Tyblog | Too Simple To Fail: Marrying Nomad, Caddy, and Wireguard

My little lab can afford some experimental allowances given that I’ll never (hopefully) breach the “thousands of hosts” mark. One experiment that paid off recently was ditching Traefik v1 for a hybrid setup that uses Nomad, consul-template, Caddy, and wireguard in order to provide the HTTP routing layer for my services.


This is a companion discussion topic for the original entry at https://blog.tjll.net/too-simple-to-fail-nomad-caddy-wireguard/

Thank you for this write-up. I have nomad/consul/vault running “distributed system” on my 3 raspberry PI with SeaweedFS.
Have you looked Fabio? It seems to be specifically designed instead of caddy in such setup - I was excited about caddy, but then I had a bad experience when tried to deploy it on somebodies else jetson nano remotely.

I looked at Fabio briefly, but I was very keen on having my reverse proxy manage my TLS certificates as well, and Fabio seemed a little more service-level load balancing-focused, sort of like a Kubernetes Service. That may be mistaken, as I haven’t actually experimented with it very much.
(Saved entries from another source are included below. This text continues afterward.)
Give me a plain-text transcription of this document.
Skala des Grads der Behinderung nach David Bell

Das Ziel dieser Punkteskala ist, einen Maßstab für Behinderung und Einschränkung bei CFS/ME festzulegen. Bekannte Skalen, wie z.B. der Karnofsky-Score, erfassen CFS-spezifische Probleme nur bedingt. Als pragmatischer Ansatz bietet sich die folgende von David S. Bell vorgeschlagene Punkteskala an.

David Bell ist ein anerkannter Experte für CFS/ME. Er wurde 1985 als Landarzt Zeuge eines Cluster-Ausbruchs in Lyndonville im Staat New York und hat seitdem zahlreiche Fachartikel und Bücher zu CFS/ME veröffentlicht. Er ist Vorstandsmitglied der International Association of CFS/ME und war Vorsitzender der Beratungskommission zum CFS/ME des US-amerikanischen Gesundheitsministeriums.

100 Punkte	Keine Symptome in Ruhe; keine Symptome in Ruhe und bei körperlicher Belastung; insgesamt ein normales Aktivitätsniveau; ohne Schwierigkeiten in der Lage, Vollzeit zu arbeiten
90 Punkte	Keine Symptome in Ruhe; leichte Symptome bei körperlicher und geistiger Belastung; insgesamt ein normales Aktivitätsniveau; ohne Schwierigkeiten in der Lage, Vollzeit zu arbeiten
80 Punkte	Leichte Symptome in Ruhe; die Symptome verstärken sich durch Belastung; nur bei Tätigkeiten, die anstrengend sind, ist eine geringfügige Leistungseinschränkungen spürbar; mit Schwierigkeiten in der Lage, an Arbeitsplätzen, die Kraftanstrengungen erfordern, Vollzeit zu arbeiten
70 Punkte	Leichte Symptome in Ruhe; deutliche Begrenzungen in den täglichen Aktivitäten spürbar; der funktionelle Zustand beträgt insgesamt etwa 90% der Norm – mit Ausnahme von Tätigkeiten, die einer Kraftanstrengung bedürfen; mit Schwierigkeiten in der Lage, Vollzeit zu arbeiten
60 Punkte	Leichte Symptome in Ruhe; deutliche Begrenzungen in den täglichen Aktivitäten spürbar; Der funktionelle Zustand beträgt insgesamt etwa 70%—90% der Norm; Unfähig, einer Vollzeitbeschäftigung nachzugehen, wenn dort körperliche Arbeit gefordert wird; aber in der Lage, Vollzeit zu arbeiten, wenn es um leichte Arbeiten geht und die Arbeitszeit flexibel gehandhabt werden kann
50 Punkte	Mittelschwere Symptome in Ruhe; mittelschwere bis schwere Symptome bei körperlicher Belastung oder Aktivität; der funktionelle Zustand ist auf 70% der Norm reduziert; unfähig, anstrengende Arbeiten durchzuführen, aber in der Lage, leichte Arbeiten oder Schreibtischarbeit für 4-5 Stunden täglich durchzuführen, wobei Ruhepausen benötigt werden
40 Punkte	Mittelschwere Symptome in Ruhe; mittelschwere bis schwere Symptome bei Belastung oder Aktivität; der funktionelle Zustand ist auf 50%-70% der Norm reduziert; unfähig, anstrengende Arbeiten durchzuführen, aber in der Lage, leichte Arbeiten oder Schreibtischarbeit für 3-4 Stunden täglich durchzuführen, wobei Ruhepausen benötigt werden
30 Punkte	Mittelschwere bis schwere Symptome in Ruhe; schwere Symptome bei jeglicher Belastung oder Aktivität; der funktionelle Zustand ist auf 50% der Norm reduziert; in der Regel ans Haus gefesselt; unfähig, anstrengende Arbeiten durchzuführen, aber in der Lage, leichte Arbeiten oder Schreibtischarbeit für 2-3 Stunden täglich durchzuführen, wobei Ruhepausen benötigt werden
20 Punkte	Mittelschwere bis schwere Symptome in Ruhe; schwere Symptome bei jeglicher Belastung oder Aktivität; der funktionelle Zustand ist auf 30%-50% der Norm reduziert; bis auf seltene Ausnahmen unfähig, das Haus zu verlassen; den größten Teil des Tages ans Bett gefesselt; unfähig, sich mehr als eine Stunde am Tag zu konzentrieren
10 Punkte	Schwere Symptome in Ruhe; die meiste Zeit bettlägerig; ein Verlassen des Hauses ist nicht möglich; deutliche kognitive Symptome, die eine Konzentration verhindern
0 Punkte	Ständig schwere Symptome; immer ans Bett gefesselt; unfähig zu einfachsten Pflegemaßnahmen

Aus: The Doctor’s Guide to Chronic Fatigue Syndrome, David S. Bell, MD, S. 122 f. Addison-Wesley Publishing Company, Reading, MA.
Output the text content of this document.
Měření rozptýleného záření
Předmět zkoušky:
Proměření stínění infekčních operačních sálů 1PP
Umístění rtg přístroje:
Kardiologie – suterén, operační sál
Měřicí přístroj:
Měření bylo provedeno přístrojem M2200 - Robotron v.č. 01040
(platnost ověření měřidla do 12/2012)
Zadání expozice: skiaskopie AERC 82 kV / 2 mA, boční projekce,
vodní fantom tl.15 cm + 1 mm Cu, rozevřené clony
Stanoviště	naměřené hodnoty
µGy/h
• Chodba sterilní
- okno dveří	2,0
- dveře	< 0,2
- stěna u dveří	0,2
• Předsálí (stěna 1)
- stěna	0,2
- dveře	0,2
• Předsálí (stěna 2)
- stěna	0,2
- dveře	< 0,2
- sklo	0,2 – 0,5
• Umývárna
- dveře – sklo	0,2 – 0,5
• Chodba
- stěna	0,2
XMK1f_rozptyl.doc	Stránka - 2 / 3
But it seems like a solid project and a potential replacement for the role that something ilke Caddy fills :+1:

I am going your way with caddy, but I am trying to make it even simpler: firecracker vms, redis as KV (instead of consul) and caddy+caddy_cgi to spin it off.

Fabio is cool, but I’ve found there’s a long-standing websockets buffering bug that means that the logs function in the Nomad UI doesn’t work.

Might use this approach to replace Fabio myself!

Informative post. consul-template is powerful.

Worth mentioning Caddy can generate reverse proxy configs dynamically from DNS SRV records, too. This can be made to work with Consul’s DNS server:

*.lab.mysite.com {
    # ...

    map {host}                       {subdomain} {
        ~(.*)\.lab\.mysite\.com$     ${1}       
    }   

    # Proxy services with the 'http-reverse' tag.
    handle {
        reverse_proxy {
            dynamic srv {
                name service.consul
                service {subdomain}
                proto http-reverse
                refresh 10s
            }
        }       
    }   

    handle_errors {
		# Do whatever you want here to return error info to clients
		# when a service is not found, etc.
    }   
}

This config assumes Consul is working as the system’s resolver. A consul agent can be running locally with a recursors config to pass other DNS requests upstream.

This doesn’t allow as much fine tuning as the templating approach, but at least the proto field enables filtering by a service tag.